When talking about audio I didn't have transcoding tasks in mind. I thought about playing the video, in media player of sort. It seems pointless if audio is being decoded while sound output is muted in a player. The modern PC is fast enough and sound data is "packets" based, so starting the decoding/playback process again when sound is unmuted shouldn't be an issue.
@Pappnaas: Yes, my GPU isn't new. But it is one of the very good (efficiency) performers even in today's terms. I found this site (
http://www.behardware.com/art/imprimer/781/) which measured it's power consumption at 7.7W idle-2D and 9.9W decoding HD H264 Video. Those would be all the power modes it will be using in my computer anyway.
My PC is Full-HD capable unit although very low-end, as I tend to reuse as many old components as possible. It has it's strongpoints
-67W TDP CnQ enabled Athlon 64 3500+, one of the faster single-core CPUs (sadly, I can't go for 45W AM2 A64 models at the moment)
-Sapphire Radeon 4350 (H264 decoder keeping the CPU in lower-power states as often as possible.

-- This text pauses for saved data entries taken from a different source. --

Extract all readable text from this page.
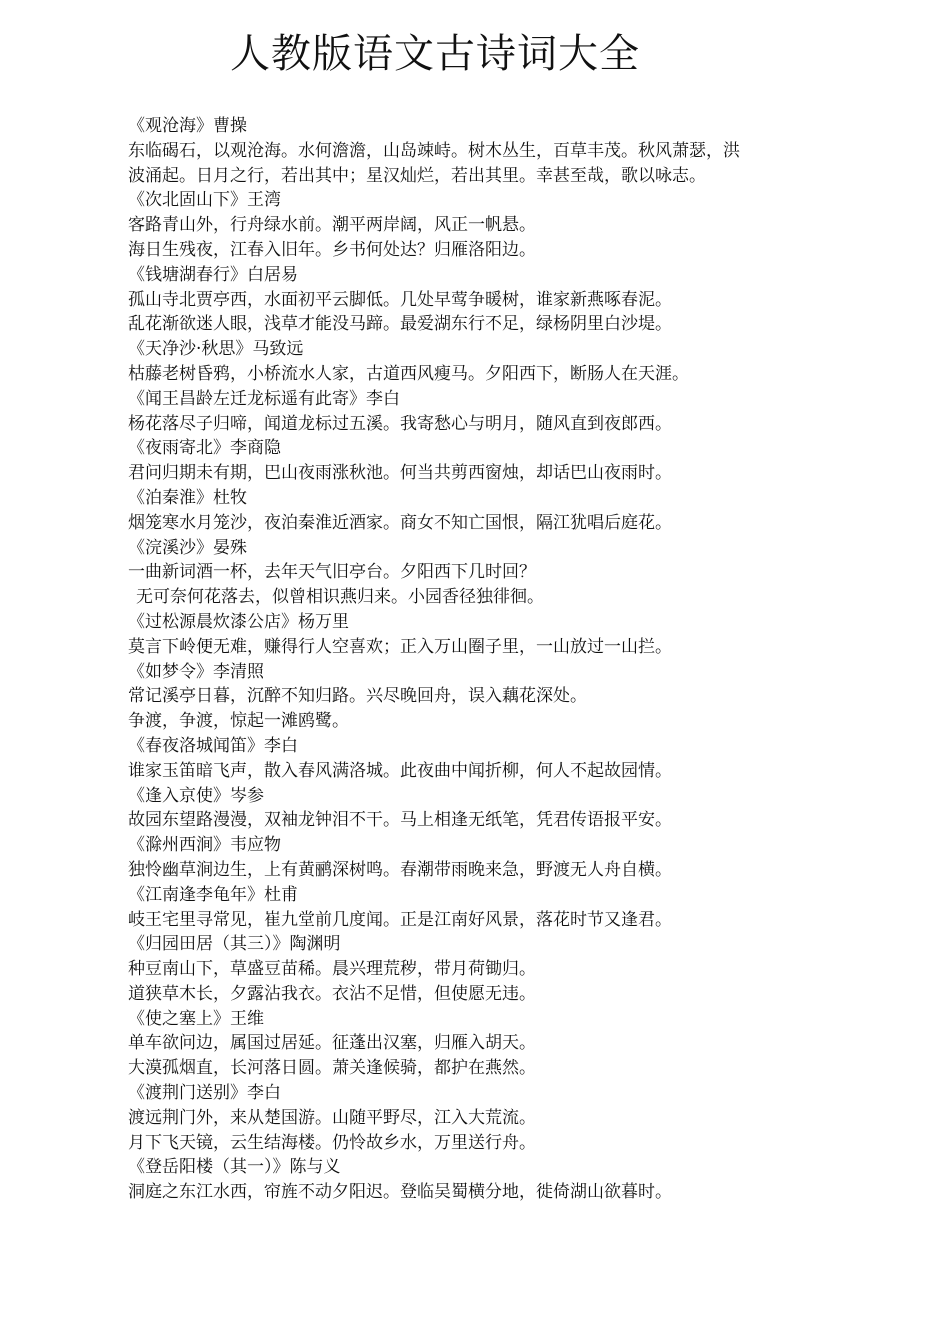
人教版语文古诗词大全
《观沧海》曹操
东临碣石，以观沧海。水何澹澹，山岛竦峙。树木丛生，百草丰茂。秋风萧瑟，洪
波涌起。日月之行，若出其中；星汉灿烂，若出其里。幸甚至哉，歌以咏志。
《次北固山下》王湾
客路青山外，行舟绿水前。潮平两岸阔，风正一帆悬。
海日生残夜，江春入旧年。乡书何处达？归雁洛阳边。
《钱塘湖春行》白居易
孤山寺北贾亭西，水面初平云脚低。几处早莺争暖树，谁家新燕啄春泥。
乱花渐欲迷人眼，浅草才能没马蹄。最爱湖东行不足，绿杨阴里白沙堤。
《天净沙·秋思》马致远
枯藤老树昏鸦，小桥流水人家，古道西风瘦马。夕阳西下，断肠人在天涯。
《闻王昌龄左迁龙标遥有此寄》李白
杨花落尽子归啼，闻道龙标过五溪。我寄愁心与明月，随风直到夜郎西。
《夜雨寄北》李商隐
君问归期未有期，巴山夜雨涨秋池。何当共剪西窗烛，却话巴山夜雨时。
《泊秦淮》杜牧
烟笼寒水月笼沙，夜泊秦淮近酒家。商女不知亡国恨，隔江犹唱后庭花。
《浣溪沙》晏殊
一曲新词酒一杯，去年天气旧亭台。夕阳西下几时回？
无可奈何花落去，似曾相识燕归来。小园香径独徘徊。
《过松源晨炊漆公店》杨万里
莫言下岭便无难，赚得行人空喜欢；正入万山圈子里，一山放过一山拦。
《如梦令》李清照
常记溪亭日暮，沉醉不知归路。兴尽晚回舟，误入藕花深处。
争渡，争渡，惊起一滩鸥鹭。
《春夜洛城闻笛》李白
谁家玉笛暗飞声，散入春风满洛城。此夜曲中闻折柳，何人不起故园情。
《逢入京使》岑参
故园东望路漫漫，双袖龙钟泪不干。马上相逢无纸笔，凭君传语报平安。
《滁州西涧》韦应物
独怜幽草涧边生，上有黄鹂深树鸣。春潮带雨晚来急，野渡无人舟自横。
《江南逢李龟年》杜甫
岐王宅里寻常见，崔九堂前几度闻。正是江南好风景，落花时节又逢君。
《归园田居（其三）》陶渊明
种豆南山下，草盛豆苗稀。晨兴理荒秽，带月荷锄归。
道狭草木长，夕露沾我衣。衣沾不足惜，但使愿无违。
《使之塞上》王维
单车欲问边，属国过居延。征蓬出汉塞，归雁入胡天。
大漠孤烟直，长河落日圆。萧关逢候骑，都护在燕然。
《渡荆门送别》李白
渡远荆门外，来从楚国游。山随平野尽，江入大荒流。
月下飞天镜，云生结海楼。仍怜故乡水，万里送行舟。
《登岳阳楼（其一）》陈与义
洞庭之东江水西，帘旌不动夕阳迟。登临吴蜀横分地，徙倚湖山欲暮时。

I would have selected some later series as I wish to have XVID videos GPU decoded too, but the rest of the system imposed the limit below Radeon 5000 series)
-Corsair XMS 2x1GB DDR400 ram, CAS Latency 2 and dual channel
-Samsung 22inch Full-HD LED DVI monitor consuming about 16.8W at my settings
and weakpoints
-nForce4 chipset - the spaceheater! (chosen for compatibility reasons as I have 3 IDE optical units plus an IDE hard-drive)
-WinFast-Foxconn mobo (not the most respected brand, but good for as long as it is usable (3+ years in my setup and counting, bought secondhand)
-Rexpower PSU 350W reused from an old Duron1200 SDRAM machine, now requiring overhaul after about 8.5 years of (often heavy) use (occasional whines on load present today, probably because of semi-dry condensers which I plan to replace myself).
The computer is good as-is and I plan to keep it for a while as it gives quite a reasonable economy and decent everyday performance for it's low price. Any substantial upgrade would require significant investment (in new ram chips, new (and very expensive) PSU, compatibility add-on card for IDE devices or (worse yet) new optical devices and a hard drive which are mostly out of the question, etc etc.).